Dans quel monde vit-on ? Comment vivre dans un monde qui tolère la perpétration de ces crimes sexistes sans y réagir ?

Un monde où être née femme scelle votre destin et fait de vous une proie potentielle où que vous soyez, quelle que soit votre histoire, vos croyances, vos engagements, votre milieu d’origine, votre statut social, vos études, votre travail, votre personnalité, votre âge, votre aspect physique, etc… Destin effarant d’être un jour ou l’autre une proie, sous couvert de sexe, pour un homme ou un groupe d’hommes, et d’être injuriée, agressée, violée, torturée et tuée… d’être condamnée à vivre dans un monde de non-droits, un monde où le féminicide est omniprésent.

Comment vivre dans un monde ou tout est banalisé, retourné. Les pires crimes ne sont pas nommés. La réalité des tortures qu’ont vécu les victimes n’est pas reconnue.
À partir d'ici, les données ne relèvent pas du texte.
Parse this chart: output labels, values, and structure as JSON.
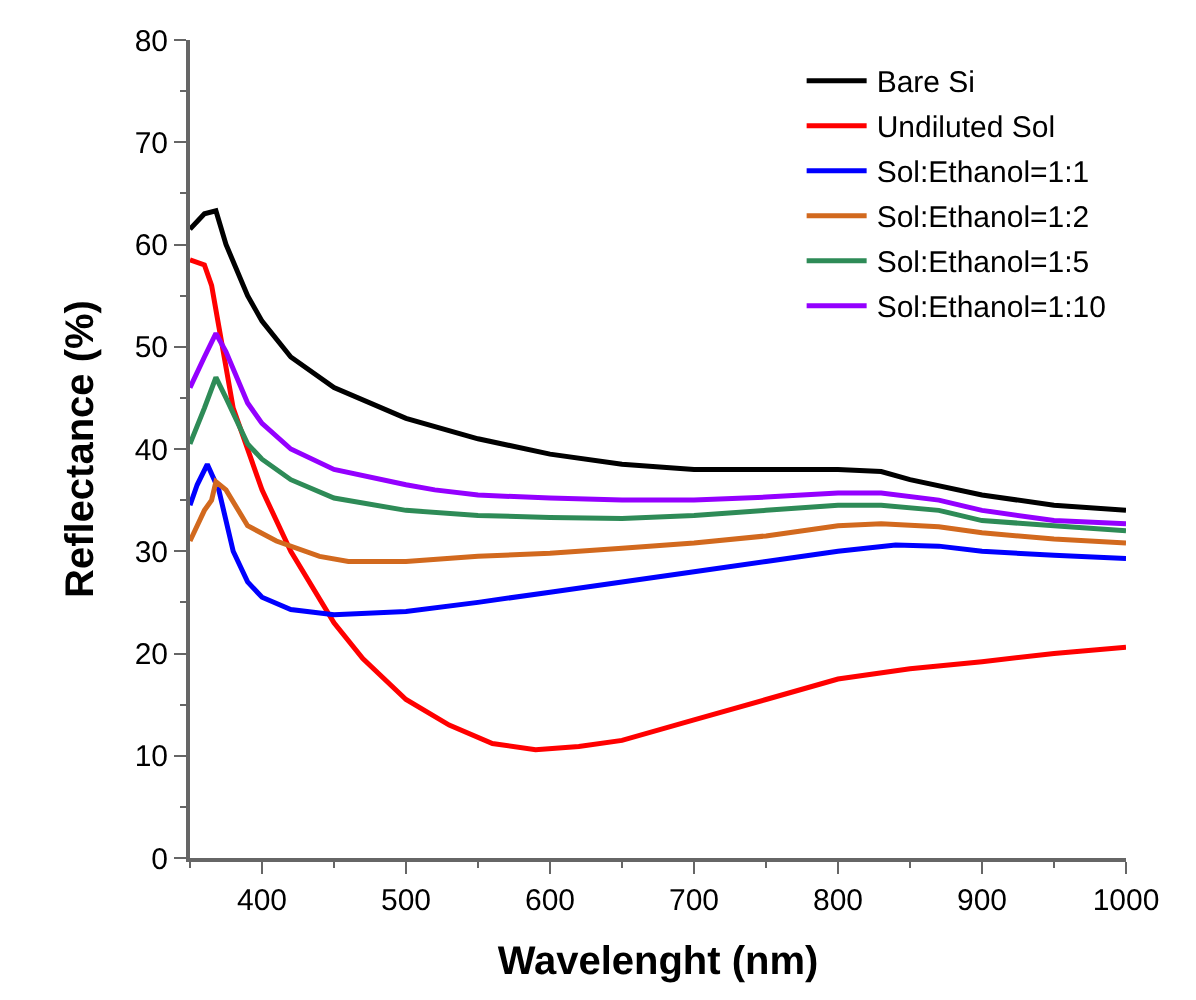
{
  "chart_data": {
    "type": "line",
    "xlabel": "Wavelenght (nm)",
    "ylabel": "Reflectance (%)",
    "xlim": [
      350,
      1000
    ],
    "xticks": [
      400,
      500,
      600,
      700,
      800,
      900,
      1000
    ],
    "ylim": [
      0,
      80
    ],
    "yticks": [
      0,
      10,
      20,
      30,
      40,
      50,
      60,
      70,
      80
    ],
    "legend": "top right",
    "marker": "none",
    "line_style": "solid",
    "series": [
      {
        "name": "Bare Si",
        "color": "#000000",
        "x": [
          350,
          360,
          368,
          375,
          390,
          400,
          420,
          450,
          500,
          550,
          600,
          650,
          700,
          750,
          800,
          830,
          850,
          900,
          950,
          1000
        ],
        "values": [
          61.5,
          63,
          63.3,
          60,
          55,
          52.5,
          49,
          46,
          43,
          41,
          39.5,
          38.5,
          38,
          38,
          38,
          37.8,
          37,
          35.5,
          34.5,
          34
        ]
      },
      {
        "name": "Undiluted Sol",
        "color": "#ff0000",
        "x": [
          350,
          360,
          365,
          370,
          380,
          400,
          420,
          450,
          470,
          500,
          530,
          560,
          590,
          620,
          650,
          700,
          750,
          800,
          850,
          900,
          950,
          1000
        ],
        "values": [
          58.5,
          58,
          56,
          52,
          44,
          36,
          30,
          23,
          19.5,
          15.5,
          13,
          11.2,
          10.6,
          10.9,
          11.5,
          13.5,
          15.5,
          17.5,
          18.5,
          19.2,
          20,
          20.6
        ]
      },
      {
        "name": "Sol:Ethanol=1:1",
        "color": "#0000ff",
        "x": [
          350,
          355,
          362,
          370,
          380,
          390,
          400,
          420,
          450,
          500,
          550,
          600,
          650,
          700,
          750,
          800,
          840,
          870,
          900,
          950,
          1000
        ],
        "values": [
          34.5,
          36.5,
          38.5,
          36,
          30,
          27,
          25.5,
          24.3,
          23.8,
          24.1,
          25,
          26,
          27,
          28,
          29,
          30,
          30.6,
          30.5,
          30,
          29.6,
          29.3
        ]
      },
      {
        "name": "Sol:Ethanol=1:2",
        "color": "#d2691e",
        "x": [
          350,
          360,
          365,
          368,
          375,
          390,
          410,
          440,
          460,
          500,
          550,
          600,
          650,
          700,
          750,
          800,
          830,
          870,
          900,
          950,
          1000
        ],
        "values": [
          31,
          34,
          35,
          36.8,
          36,
          32.5,
          31,
          29.5,
          29,
          29,
          29.5,
          29.8,
          30.3,
          30.8,
          31.5,
          32.5,
          32.7,
          32.4,
          31.8,
          31.2,
          30.8
        ]
      },
      {
        "name": "Sol:Ethanol=1:5",
        "color": "#2e8b57",
        "x": [
          350,
          360,
          368,
          375,
          390,
          400,
          420,
          450,
          500,
          550,
          600,
          650,
          700,
          750,
          800,
          830,
          870,
          900,
          950,
          1000
        ],
        "values": [
          40.5,
          44,
          47,
          45,
          40.5,
          39,
          37,
          35.2,
          34,
          33.5,
          33.3,
          33.2,
          33.5,
          34,
          34.5,
          34.5,
          34,
          33,
          32.5,
          32
        ]
      },
      {
        "name": "Sol:Ethanol=1:10",
        "color": "#9400ff",
        "x": [
          350,
          360,
          368,
          375,
          390,
          400,
          420,
          450,
          500,
          520,
          550,
          600,
          650,
          700,
          750,
          800,
          830,
          870,
          900,
          950,
          1000
        ],
        "values": [
          46,
          49,
          51.3,
          49.5,
          44.5,
          42.5,
          40,
          38,
          36.5,
          36,
          35.5,
          35.2,
          35,
          35,
          35.3,
          35.7,
          35.7,
          35,
          34,
          33,
          32.7
        ]
      }
    ]
  }
}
L’impact et les conséquences psychotraumatiques de ces violences sont minimisés, méconnus voir même niés. Et ils ne font quasiment jamais l’objet de diagnostic, de prise en charge et de soin, alors que ces violences sont celles qui sont les plus psychoytraumatogènes et qu’elles entraînent de graves atteintes psychologiques et physiques, alors qu’il est reconnu que ces violences si elles ne sont pas prises en charge sont un des déterminant principal de la santé même des dizaines d’années après (…)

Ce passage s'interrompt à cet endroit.